Article paru dans Neuropsychiatrie : Tendances et Débats 2008 ; 32.
L’obésité explose, la conscience nutritionnelle s’efforce de réagir. La valeur calorique de chaque ingrédient alimentaire est sous-pesée, les graisses et le sucre sont montrés du doigt. Pour le sucre, l’une des parades traditionnelles est de le remplacer par un édulcorant de synthèse : saccharine, aspartame, etc. Les boissons
« light » paraissent peut-être plus amères au palais du consommateur, mais il se console en se disant qu’au moins elles ne le feront pas grossir. Et si c’était faux ? Si justement les édulcorants faisaient grossir un peu plus encore ? Le travail expérimental que deux chercheurs de l’Indiana viennent de publier dans Behavioral Neurosciences le laisse sérieusement penser (1).

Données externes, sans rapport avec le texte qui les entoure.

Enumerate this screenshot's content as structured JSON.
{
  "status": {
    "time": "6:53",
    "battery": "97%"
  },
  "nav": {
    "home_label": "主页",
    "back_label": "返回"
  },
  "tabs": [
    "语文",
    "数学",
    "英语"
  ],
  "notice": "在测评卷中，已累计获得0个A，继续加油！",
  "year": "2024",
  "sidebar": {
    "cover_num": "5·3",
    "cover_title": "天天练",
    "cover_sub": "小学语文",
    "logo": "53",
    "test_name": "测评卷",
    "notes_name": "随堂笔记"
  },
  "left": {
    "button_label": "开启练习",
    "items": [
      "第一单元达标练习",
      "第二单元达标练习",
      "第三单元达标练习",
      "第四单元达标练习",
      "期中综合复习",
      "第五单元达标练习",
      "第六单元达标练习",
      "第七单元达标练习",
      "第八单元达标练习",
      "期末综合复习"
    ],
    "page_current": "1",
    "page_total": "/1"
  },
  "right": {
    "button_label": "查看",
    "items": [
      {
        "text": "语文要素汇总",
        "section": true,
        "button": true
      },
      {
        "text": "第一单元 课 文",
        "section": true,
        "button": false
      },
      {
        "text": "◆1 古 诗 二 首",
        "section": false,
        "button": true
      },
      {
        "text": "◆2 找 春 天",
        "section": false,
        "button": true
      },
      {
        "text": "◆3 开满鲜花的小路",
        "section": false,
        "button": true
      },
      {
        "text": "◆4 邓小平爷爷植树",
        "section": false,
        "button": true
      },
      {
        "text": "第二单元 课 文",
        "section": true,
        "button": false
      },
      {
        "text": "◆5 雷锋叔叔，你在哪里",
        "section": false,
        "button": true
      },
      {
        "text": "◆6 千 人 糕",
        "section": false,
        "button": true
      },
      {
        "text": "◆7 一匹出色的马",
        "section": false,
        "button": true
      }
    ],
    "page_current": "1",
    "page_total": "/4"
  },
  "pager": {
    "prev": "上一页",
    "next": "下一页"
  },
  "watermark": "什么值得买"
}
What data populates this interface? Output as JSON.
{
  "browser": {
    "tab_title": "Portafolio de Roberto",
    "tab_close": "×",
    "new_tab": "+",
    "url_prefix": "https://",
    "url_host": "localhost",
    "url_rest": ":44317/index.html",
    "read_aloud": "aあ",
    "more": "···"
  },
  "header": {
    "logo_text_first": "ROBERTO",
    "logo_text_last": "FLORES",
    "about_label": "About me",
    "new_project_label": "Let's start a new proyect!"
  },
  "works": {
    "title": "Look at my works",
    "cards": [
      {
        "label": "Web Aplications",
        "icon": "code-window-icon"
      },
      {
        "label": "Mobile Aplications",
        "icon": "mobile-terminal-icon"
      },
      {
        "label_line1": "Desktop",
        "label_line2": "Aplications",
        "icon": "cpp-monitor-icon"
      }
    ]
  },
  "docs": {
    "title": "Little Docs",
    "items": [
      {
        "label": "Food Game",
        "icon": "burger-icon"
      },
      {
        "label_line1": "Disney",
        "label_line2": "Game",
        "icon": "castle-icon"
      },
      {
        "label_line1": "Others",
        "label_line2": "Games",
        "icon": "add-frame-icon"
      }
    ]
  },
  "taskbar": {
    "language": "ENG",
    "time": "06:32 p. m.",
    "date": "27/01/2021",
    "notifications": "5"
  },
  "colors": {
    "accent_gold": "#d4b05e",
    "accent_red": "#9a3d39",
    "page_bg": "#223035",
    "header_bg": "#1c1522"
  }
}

Les auteurs sont partis d’un modèle pavlovien de l’acte alimentaire, dans lequel la qualité sucrée des aliments représente le stimulus conditionné qui permet d’anticiper la présence d’une denrée calorique (le stimulus non-conditionné). Ils ont imaginé trois expériences élémentaires chez le rat.
1ère expérience : deux groupes de rats identiques sont nourris l’un avec du yaourt sucré au glucose, l’autre avec du yaourt sucré artificiellement à la saccharine. Les quantités de yaourt ingérées sont les mêmes pour les deux groupes. Au bout de 5 semaines d’un tel régime, curieusement on constate que les rats nourris au yaourt sucré pèsent moins et ont moins de tissu adipeux que ceux nourris au sucre artificiel. Et ceci alors que la quantité de calories consommées par les premiers est supérieure, du fait précisément de la présence de glucose.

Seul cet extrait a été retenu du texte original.